Rainey v. Chever
Headline: Court declines to review Georgia law barring absent fathers from inheriting, leaving a state high court’s ruling that the law violates equal protection in place and affecting similar laws nationwide.
Holding:
- Leaves Georgia high court’s decision that the law discriminates against absent fathers in place.
- Calls into question similar inheritance laws in many other states.

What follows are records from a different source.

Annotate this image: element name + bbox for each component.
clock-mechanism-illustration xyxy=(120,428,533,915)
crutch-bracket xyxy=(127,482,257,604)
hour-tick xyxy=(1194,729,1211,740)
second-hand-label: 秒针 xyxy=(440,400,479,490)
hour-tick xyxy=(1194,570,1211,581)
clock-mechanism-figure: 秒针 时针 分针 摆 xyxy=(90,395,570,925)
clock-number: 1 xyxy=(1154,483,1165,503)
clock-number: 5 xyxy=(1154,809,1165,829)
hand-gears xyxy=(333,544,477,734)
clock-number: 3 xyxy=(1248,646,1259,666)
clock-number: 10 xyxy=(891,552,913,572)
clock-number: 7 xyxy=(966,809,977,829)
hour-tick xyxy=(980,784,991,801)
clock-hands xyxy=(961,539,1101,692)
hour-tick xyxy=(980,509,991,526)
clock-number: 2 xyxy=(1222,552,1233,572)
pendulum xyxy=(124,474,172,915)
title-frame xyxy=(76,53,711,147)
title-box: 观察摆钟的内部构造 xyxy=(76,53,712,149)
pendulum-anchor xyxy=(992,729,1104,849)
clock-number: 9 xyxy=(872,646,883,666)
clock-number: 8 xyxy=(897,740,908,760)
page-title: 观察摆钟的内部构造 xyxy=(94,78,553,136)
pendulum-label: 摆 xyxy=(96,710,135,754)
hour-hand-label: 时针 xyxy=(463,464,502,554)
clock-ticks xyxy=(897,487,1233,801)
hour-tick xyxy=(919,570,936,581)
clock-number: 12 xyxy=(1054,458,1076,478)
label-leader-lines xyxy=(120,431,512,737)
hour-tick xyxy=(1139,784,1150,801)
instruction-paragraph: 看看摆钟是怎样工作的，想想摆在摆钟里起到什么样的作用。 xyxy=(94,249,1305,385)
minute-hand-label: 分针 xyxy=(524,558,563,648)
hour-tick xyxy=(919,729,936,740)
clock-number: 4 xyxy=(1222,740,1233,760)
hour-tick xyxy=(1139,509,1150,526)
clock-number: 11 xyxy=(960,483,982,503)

- Affects whether absent fathers can inherit from children born out of wedlock.
Summary
Background
A Georgia law was changed to deny inheritance to a father (or his paternal kin) of a child born out of wedlock if the father failed to treat the child as his own or refused to provide support. A mother who raised her son for twenty years challenged the father’s claim after the child died. The father had little contact with his son, never legitimated him, and sued for damages after the son’s death. Lower courts and the Georgia Supreme Court held the statute facially violated the Equal Protection Clauses because it imposed the support-related condition only on fathers and not on mothers.
Reasoning
The central question was whether the law drew an unconstitutional gender-based distinction and what level of review that distinction required. The dissent argues the Georgia high court erred by applying heightened scrutiny and treating the statute as a gender stereotype. Drawing on prior U.S. cases about parental rights and out-of-wedlock children, the dissenting Justice said the law reasonably distinguishes between fathers who have supported or established a relationship with a child and fathers who have not, and that earlier Supreme Court decisions support treating such statutes more deferentially.
Real world impact
Because the U.S. Supreme Court declined to review the case, the Georgia Supreme Court’s decision stands. That ruling calls into doubt the validity of similar statutes in many other States that condition inheritance on fathers’ support or legitimation. The denial leaves in place a rule limiting absent fathers’ inheritance rights in Georgia while similar laws elsewhere could face legal uncertainty.
Dissents or concurrances
Justice Thomas, joined by the Chief Justice and Justice Scalia, dissented from the Court’s refusal to review, arguing the issue is important, conflicts with prior decisions, and affects many States with comparable statutes.